Passion. Pasti pernah dengar kan? Apalagi sekarang ini sepertinya sedang happening banget orang-orang ngomongin passion. Kalau diartikan menurut bahasa, passion berarti rasa suka atau antusiasme yang kuat terhadap suatu hal atau kegiatan. Sekarang ini, passion lebih sering dikaitkan dengan pekerjaan dan karir. Hal ini pertama kali saya kenal lebih mendalam sewaktu bertemu dengan Rene Suhardono (@ReneCC) setahun lalu di Pelatihan Intensif Pengajar Muda II – Indonesia Mengajar.
Sewaktu diskusi dengan Rene, saya mengangguk-angguk setuju dengan paradigmanya tentang bekerja dan karir. Selama ini saya punya pandangan yang sama, hanya saja pandangan itu tak pernah saya namai, pokoknya ya..gitu deh. Saya berpikir bahwa saya mau mengerjakan sesuatu yang saya sukai dan saya menikmati saat mengerjakannya. Saya mau mengerjakan sesuatu yang bisa bermanfaat bagi orang lain dan juga membuat saya bahagia. Dan ternyata apa yang saya maksud adalah passion.

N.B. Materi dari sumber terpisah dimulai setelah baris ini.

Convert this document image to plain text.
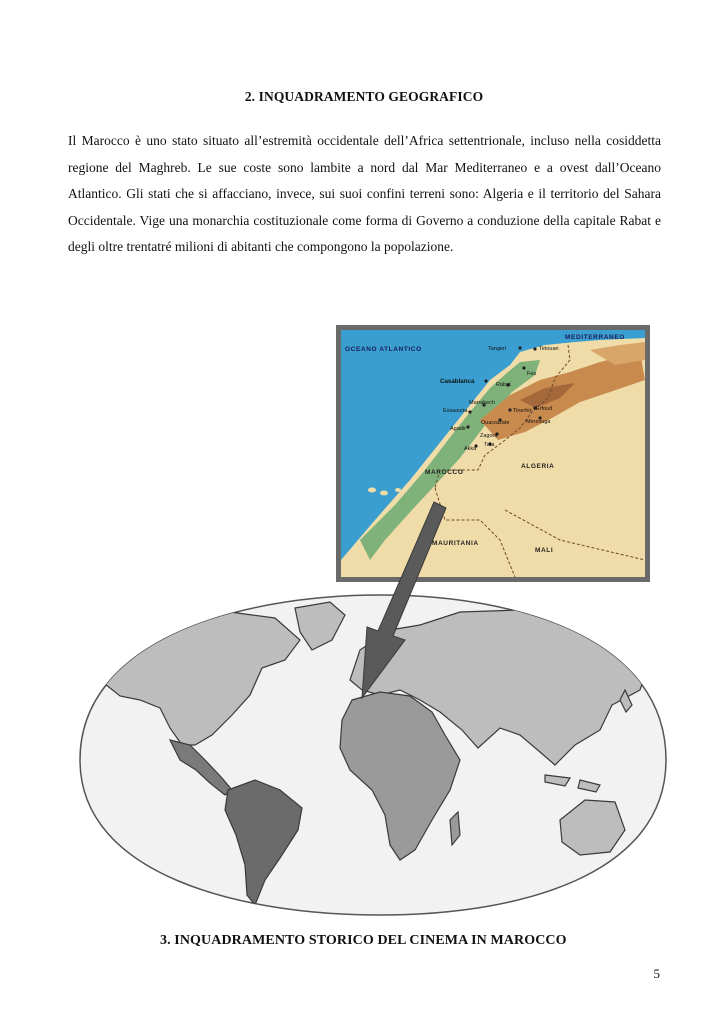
2. INQUADRAMENTO GEOGRAFICO
Il Marocco è uno stato situato all’estremità occidentale dell’Africa settentrionale, incluso nella cosiddetta regione del Maghreb. Le sue coste sono lambite a nord dal Mar Mediterraneo e a ovest dall’Oceano Atlantico. Gli stati che si affacciano, invece, sui suoi confini terreni sono: Algeria e il territorio del Sahara Occidentale. Vige una monarchia costituzionale come forma di Governo a conduzione della capitale Rabat e degli oltre trentatré milioni di abitanti che compongono la popolazione.
OCEANO ATLANTICO
MEDITERRANEO
MAROCCO
ALGERIA
MAURITANIA
MALI
Tangeri	Tetouan
Fes
Casablanca	Rabat
Marrakech
Essaouira	Tinerhir Erfoud
Ouarzazate	Merzouga
Agadir
Zagora
Tata
Akka
3. INQUADRAMENTO STORICO DEL CINEMA IN MAROCCO
5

Kemudian saya membaca dua buku Rene (alhamdulillah dapat gratisan :D) yaitu “Your Job Is Not Your Career” dan “Career Snippets”. Disitu diceritakan lebih gamblang bahwa sebetulnya passion is not what you’re good at, but what you enjoy the most. Betul juga ya. Bisa jadi ada orang yang pintar matematika, tapi sebenarnya dia lebih menikmati bermain musik. Dan dengan bermain musik dia merasa bisa berkontribusi untuk orang lain sekaligus membuat dirinya bahagia. That’s exactly passion.

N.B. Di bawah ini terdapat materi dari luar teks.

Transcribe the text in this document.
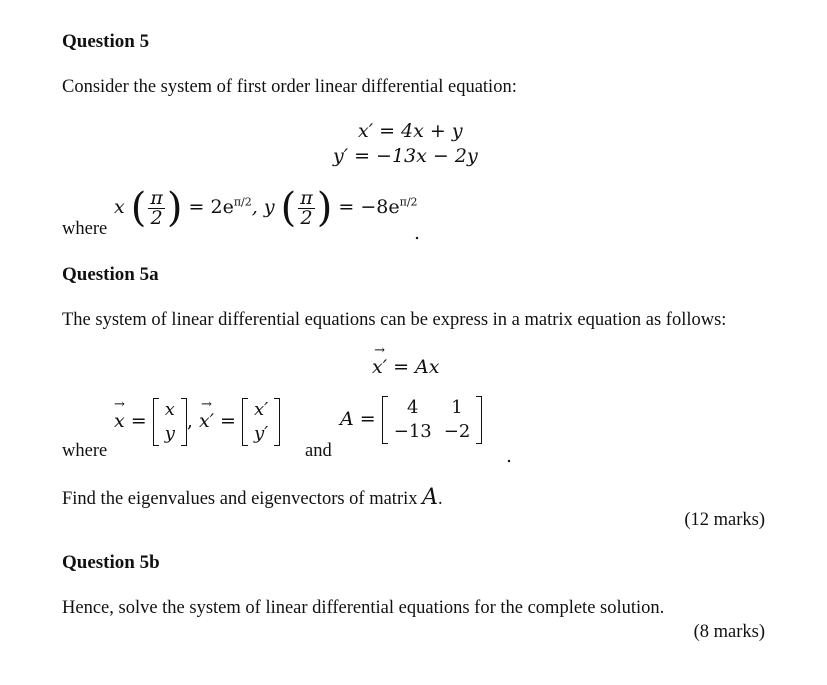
Question 5
Consider the system of first order linear differential equation:
x′ = 4x + y
y′ = −13x − 2y
where
x ( $\frac{\pi}{2}$ ) = $2e^{\pi/2}$, y ( $\frac{\pi}{2}$ ) = $-8e^{\pi/2}$
.
Question 5a
The system of linear differential equations can be express in a matrix equation as follows:
→ x′ = Ax
where
→ x =
x
y
, → x′ =
x′
y′
and
A =
4	1
−13	−2
.
Find the eigenvalues and eigenvectors of matrix A.
(12 marks)
Question 5b
Hence, solve the system of linear differential equations for the complete solution.
(8 marks)
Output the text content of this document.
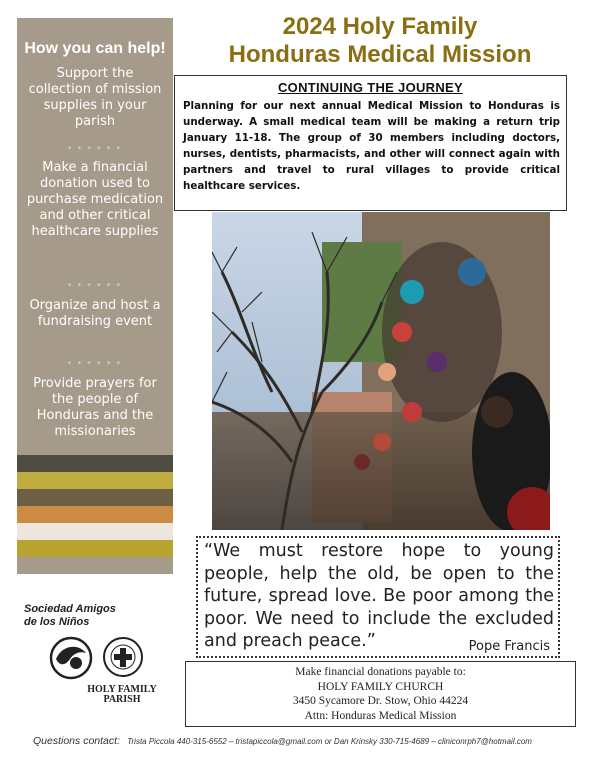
How you can help!
Support the collection of mission supplies in your parish
* * * * * *
Make a financial donation used to purchase medication and other critical healthcare supplies
* * * * * *
Organize and host a fundraising event
* * * * * *
Provide prayers for the people of Honduras and the missionaries
2024 Holy Family
Honduras Medical Mission
CONTINUING THE JOURNEY
Planning for our next annual Medical Mission to Honduras is underway. A small medical team will be making a return trip January 11-18. The group of 30 members including doctors, nurses, dentists, pharmacists, and other will connect again with partners and travel to rural villages to provide critical healthcare services.
“We must restore hope to young people, help the old, be open to the future, spread love. Be poor among the poor. We need to include the excluded and preach peace.”	Pope Francis
Make financial donations payable to:
HOLY FAMILY CHURCH
3450 Sycamore Dr. Stow, Ohio 44224
Attn: Honduras Medical Mission
Sociedad Amigos
de los Niños
HOLY FAMILY
PARISH
Questions contact: Trista Piccola 440-315-6552 – tristapiccola@gmail.com or Dan Krinsky 330-715-4689 – cliniconrph7@hotmail.com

Jujur saja, seperti pernah saya katakan di tulisan-tulisan sebelumnya, saya bukan orang yang bisa tahan berlama-lama membaca buku psikologi yang isinya serasa menggurui, poin-poin nasihat, dan seringkali common sense. Dua buku Rene mungkin bisa digolongkan sebagai buku psikologi, motivasi, atau pengembangan diri, tapi ternyata saya menikmati sekali membacanya. Saya rasa bagus sekali ada buku macam ini yang bisa menyadarkan orang, sebetulnya apa sih yang dia sukai.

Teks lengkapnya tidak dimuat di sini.